Rhadopis se llevó las manos a la cabeza y gritó:

—¿Qué le pasa al mundo que se está estrechando ante mí, y se me cierran las puertas? Estoy dando vueltas alrededor de un pozo estrecho de angustia. ¡Ay, mi amor! ¿Cómo estarás ahora y cuál será el camino hacia ti?

Shiz dijo, como para aliviarla un poco:

—Paciencia, señora. Pronto desaparecerá esa nube gris.

—Mi corazón se desgarra al pensar que él ahora estará sufriendo. ¡Ay, mi señor y mi amor! Quizá sepa lo que está pasando ahora en Abu.

La tristeza la dominó, se derritieron los dolores de su corazón y se derramaron calientes lágrimas. Shiz se asombró por tan extraño panorama, pues vio cómo Rhadopis, dueña del amor, del lujo y del bienestar, estaba ahora llorando y retorciéndose de dolor y de desesperación. Pensó durante el letargo de la tristeza que la invadió en cómo sus esperanzas estaban hasta entonces relucientes. Su corazón experimentó la frialdad de la desesperación y se preguntó a sí misma, asustada, si podrían someter a su señor, privarlo de su felicidad y orgullo y hacer del palacio de ella el objetivo de su enfado y desprecio. La vida sería imposible si se realizaba alguna de esas preocupaciones. Mejor sería para ella despedirse de la vida si esta se vaciaba de gloria y felicidad. Que viva Rhadopis aliada con el amor y la gloria o que se muera. Pensó mucho en sus problemas hasta que la memoria de sus tristezas le trajo algo ya muy olvidado. De pronto le vino una idea. Se levantó en seguida y se lavó la cara con agua fría para borrar las huellas de las lágrimas de sus ojos. Dijo a Shiz que iba a hablar con Benamón de algo. El joven estaba sumido en su obra, como siempre, ajeno a los graves acontecimientos que estaban acechando. Cuando la sintió, la recibió alegre, pero no tardó en ponerse serio y dijo:

—Juro por vuestra belleza divina que estáis triste hoy.

—No, sólo estoy cansada, un poco enferma —dijo ella bajando los ojos.

—El ambiente es muy caluroso. ¿Por qué no os sentáis un poco junto a la alberca?

—Te he venido a buscar con un ruego, Benamón —dijo ella someramente.

Él se cruzó de brazos, como diciendo que estaba a la orden de sus deseos.

—¿Te acuerdas, Benamón, que me hablaste un día de los extraños venenos que compuso tu padre?

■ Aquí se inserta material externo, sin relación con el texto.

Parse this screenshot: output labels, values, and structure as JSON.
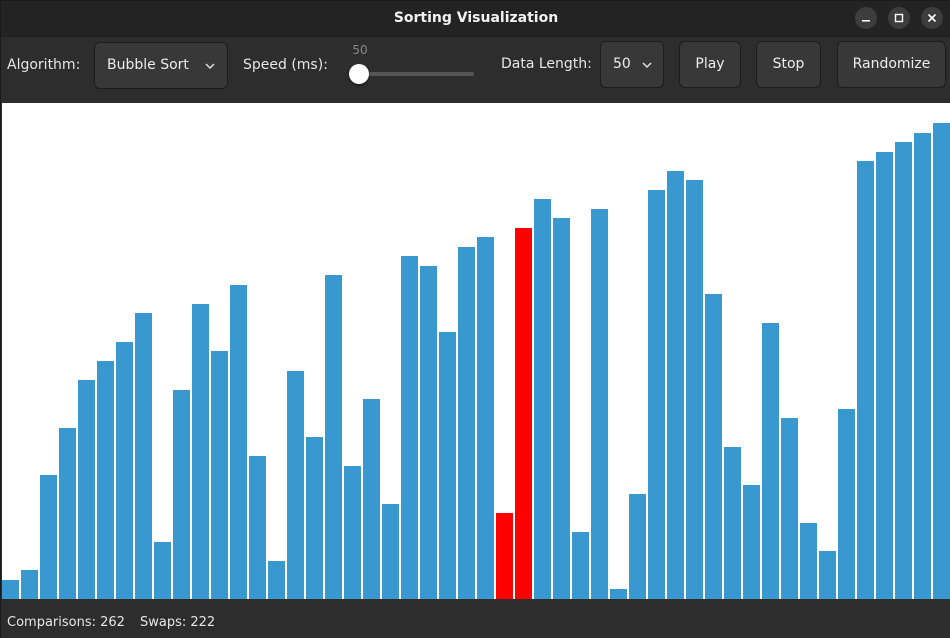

—Si, lo recuerdo muy bien —contestó el joven extrañado.

—Benamón, quiero un frasco de ese extraño veneno que tu padre denominó «el veneno feliz».

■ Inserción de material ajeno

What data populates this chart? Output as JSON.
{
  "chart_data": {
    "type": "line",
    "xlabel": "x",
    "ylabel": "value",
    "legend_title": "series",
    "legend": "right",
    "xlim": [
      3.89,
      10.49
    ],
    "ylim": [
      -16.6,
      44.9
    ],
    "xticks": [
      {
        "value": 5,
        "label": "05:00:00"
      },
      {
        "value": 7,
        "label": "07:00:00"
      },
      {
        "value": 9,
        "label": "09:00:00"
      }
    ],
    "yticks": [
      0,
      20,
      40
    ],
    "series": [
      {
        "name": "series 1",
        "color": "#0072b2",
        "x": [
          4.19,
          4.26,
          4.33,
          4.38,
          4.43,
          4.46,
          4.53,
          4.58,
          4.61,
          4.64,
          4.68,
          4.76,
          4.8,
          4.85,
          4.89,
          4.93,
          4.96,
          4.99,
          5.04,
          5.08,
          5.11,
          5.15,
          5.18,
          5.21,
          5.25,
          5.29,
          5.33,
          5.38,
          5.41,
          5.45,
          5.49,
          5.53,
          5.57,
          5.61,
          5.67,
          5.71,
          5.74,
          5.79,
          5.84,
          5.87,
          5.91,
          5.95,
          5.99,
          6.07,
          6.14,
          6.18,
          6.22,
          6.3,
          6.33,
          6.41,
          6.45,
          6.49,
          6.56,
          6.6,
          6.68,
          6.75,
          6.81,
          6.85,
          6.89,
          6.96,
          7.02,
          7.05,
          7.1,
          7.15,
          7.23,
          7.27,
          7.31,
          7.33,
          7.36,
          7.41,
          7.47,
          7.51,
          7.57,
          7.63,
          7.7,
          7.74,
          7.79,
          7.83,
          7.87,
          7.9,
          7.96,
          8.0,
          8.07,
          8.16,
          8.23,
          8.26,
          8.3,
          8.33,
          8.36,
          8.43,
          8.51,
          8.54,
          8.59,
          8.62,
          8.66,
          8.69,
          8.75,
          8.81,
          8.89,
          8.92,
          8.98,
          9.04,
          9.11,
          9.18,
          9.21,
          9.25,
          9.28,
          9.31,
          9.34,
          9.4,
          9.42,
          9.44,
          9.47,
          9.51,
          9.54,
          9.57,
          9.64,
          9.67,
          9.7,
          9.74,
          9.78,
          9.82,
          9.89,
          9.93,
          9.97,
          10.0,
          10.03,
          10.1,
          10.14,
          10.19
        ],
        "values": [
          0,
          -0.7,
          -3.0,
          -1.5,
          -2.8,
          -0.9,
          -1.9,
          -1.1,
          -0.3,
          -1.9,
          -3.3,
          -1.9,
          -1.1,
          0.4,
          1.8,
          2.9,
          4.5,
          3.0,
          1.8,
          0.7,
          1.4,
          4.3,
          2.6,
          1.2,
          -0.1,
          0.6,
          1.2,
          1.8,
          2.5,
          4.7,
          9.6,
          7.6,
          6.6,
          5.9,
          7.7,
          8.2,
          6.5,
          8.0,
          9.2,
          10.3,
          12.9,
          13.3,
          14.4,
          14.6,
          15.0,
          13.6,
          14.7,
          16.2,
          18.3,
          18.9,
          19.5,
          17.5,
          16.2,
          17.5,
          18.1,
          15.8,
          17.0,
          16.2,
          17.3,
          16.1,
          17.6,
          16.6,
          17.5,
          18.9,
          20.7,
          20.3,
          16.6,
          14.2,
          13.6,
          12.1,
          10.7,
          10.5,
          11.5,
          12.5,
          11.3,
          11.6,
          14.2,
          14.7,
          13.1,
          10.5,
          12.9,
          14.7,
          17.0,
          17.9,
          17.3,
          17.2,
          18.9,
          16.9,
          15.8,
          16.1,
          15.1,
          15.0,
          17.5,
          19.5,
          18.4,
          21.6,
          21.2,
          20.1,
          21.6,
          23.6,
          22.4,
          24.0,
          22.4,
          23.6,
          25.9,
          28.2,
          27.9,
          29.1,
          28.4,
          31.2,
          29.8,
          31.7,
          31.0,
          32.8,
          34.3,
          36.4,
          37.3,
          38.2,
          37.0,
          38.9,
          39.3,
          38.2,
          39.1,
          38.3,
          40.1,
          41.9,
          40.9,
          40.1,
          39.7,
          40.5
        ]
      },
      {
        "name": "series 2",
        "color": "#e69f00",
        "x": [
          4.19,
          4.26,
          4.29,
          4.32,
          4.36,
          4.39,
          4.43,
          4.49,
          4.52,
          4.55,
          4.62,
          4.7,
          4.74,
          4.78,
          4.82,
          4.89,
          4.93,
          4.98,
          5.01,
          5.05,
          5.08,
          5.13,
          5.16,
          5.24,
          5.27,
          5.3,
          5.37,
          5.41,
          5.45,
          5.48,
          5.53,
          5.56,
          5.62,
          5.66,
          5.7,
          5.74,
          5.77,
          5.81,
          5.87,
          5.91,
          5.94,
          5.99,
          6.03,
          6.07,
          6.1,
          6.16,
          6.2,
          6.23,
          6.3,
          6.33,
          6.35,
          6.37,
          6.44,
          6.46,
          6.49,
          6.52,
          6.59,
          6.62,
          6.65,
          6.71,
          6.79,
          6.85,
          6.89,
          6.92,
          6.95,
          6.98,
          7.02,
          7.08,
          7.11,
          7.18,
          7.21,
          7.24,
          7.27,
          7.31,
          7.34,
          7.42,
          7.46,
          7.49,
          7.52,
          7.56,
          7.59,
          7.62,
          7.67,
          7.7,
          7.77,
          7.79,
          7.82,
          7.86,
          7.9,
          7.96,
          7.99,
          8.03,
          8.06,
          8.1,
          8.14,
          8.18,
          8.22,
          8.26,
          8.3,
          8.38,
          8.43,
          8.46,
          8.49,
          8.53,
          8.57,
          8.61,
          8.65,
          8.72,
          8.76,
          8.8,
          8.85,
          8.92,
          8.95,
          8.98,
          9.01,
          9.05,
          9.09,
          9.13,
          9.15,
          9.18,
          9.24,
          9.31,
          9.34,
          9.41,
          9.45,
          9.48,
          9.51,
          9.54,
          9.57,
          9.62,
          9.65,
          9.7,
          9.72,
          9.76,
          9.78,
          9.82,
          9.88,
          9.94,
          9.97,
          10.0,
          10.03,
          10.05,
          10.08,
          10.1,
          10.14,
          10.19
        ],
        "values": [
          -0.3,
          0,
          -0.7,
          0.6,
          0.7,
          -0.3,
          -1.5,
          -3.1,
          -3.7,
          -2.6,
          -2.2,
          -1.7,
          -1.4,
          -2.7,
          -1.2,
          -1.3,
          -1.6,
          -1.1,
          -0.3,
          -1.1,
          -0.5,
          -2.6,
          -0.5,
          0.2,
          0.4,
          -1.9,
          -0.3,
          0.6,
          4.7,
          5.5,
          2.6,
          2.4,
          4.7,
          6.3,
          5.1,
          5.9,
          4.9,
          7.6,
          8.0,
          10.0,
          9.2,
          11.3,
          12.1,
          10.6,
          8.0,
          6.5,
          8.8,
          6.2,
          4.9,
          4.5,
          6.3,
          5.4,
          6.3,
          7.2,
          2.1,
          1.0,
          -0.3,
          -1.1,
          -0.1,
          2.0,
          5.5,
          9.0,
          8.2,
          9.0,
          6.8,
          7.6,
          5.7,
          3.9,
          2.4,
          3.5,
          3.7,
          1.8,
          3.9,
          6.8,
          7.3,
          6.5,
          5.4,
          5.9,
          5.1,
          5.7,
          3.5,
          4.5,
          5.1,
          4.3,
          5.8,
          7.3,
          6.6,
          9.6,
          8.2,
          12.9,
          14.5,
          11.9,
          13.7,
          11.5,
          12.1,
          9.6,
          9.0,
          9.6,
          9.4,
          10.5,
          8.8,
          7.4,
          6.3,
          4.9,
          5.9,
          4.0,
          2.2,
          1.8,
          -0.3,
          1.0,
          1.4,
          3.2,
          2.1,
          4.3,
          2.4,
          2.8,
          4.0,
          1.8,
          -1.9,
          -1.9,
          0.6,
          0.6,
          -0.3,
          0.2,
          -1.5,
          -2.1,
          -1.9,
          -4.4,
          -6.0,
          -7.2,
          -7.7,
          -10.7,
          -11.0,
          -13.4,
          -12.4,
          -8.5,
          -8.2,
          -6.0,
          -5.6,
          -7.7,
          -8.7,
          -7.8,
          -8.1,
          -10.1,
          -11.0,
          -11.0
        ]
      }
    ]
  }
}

El joven se extrañó aún más y balbució:

—¿Para qué?

Ella contestó lo más tranquila que pudo:

—He hablado de ello a un médico y parecía muy interesado. Me ha pedido que le facilitara un frasco, con la esperanza de salvar la vida a uno de sus pacientes. Se lo prometí, Benamón. ¿Me prometes tú, por tu parte, traerlo lo más pronto posible?

El joven respondió con alegría, pues le hacia feliz que ella le pidiese lo que fuera:

—Lo tendréis dentro de unas horas.

—¿Cómo? ¿No tendrás que ir a Ambús para traerlo?

—No, tengo un frasco en mi alojamiento en Abu.

Su confesión suscitó el interés de ella, a pesar de estar triste. Lo miró extrañada, él bajó la vista y se ruborizó.

—Me lo traje en aquellos días dolorosos, cuando casi desesperaba de mi amor. De no ser por el cariño que me demostrasteis después, ahora estaría en el reino de Osiris.

Mientras Benamón se fue para traer el frasco, ella se encogió de hombros con desprecio y dijo, preparándose para marcharse:

—Puedo salvarme con él de algo peor.